The second time I felt a grudging compassion was fifteen years later. He was in the hospital with colon cancer. The doctors and my mother were in the corridor, discussing his poor prognosis and speculating about his death. I went into his room. My father looked up, engaging me eye-to-eye, a rare event, and nodded as if I knew exactly what he was about to say. Then he tilted his head, as if he was about to tell a story. Instead, he announced, “They think I am going to die. Can you imagine?” I didn’t want him to die—and he didn’t. But I was wondering if he was going to have some sort of epiphany about getting a second chance and becoming a better father. It was too late, though. I didn’t need or want a better father now. My father should have worked much harder at fatherhood, if for no other reason than because he had been the orphan son.

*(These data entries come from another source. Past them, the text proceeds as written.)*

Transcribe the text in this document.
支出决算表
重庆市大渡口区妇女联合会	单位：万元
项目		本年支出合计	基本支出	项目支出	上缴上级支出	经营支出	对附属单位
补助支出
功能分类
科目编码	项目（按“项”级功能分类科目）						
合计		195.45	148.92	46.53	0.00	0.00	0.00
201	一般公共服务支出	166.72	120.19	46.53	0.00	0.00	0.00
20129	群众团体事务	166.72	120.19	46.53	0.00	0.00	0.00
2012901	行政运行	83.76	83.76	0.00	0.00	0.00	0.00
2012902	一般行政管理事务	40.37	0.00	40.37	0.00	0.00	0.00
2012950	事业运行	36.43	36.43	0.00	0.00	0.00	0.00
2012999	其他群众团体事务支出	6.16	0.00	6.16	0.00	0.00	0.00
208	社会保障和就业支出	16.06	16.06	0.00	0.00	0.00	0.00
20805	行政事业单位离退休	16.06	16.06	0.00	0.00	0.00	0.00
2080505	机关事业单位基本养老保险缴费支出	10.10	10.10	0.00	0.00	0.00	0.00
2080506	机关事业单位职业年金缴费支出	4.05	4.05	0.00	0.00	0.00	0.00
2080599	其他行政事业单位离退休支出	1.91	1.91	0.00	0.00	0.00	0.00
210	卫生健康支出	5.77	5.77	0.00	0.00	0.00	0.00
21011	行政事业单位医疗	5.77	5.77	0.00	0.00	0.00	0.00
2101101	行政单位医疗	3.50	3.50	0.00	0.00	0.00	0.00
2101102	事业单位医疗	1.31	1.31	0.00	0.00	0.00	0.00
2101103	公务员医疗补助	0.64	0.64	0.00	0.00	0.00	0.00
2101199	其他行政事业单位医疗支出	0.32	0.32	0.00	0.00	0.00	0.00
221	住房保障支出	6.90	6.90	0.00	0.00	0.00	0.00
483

My father’s letter was his attempt to reach out and, perhaps, in a symbolic way, his reluctant apology. I understand how difficult this action might have been, but the fact is there is little he could do to make up for what happened when I was a kid. There is little he could do to make up for what happened when he was a kid, either. I suffered for the sins of his father and his stepmother. That’s what I believe he was telling me in this letter. He wanted me to understand; I did understand, although understanding alone has not made his behavior more acceptable.

Now that I have become a father, my father is doing a good job healing my wounds by bonding with my son. Sometimes I watch him play with Sam in the living room of his old house and close my eyes, pretending that Sam is me, which, in many respects, he really is.

Yet, it makes me sad to think that I have known this man all my life—more than half a century—and I know little about him except for this abbreviated history. It’s good that he wrote me a letter and supplied a chronology of his biographical points of reference. I appreciate it. But I haven’t the slightest idea what he thinks about on a day-to-day basis and how he feels about the results of the nearly ninety years of his life. And because of our history of conflict and our lifelong lack of connection, I don’t expect to ever find out. Which is not to say that I couldn’t engage him in conversation about these matters, if I tried. But after so many years of distance and alienation, it doesn’t seem worth the effort. I might find out something that would alter my entire perception of him and our relationship, and that scares me.
As bad as I feel about my history with my father, I have decided that it is too late to change my mind about anything. I continue to play the cards that have been dealt me; I don’t want another hand.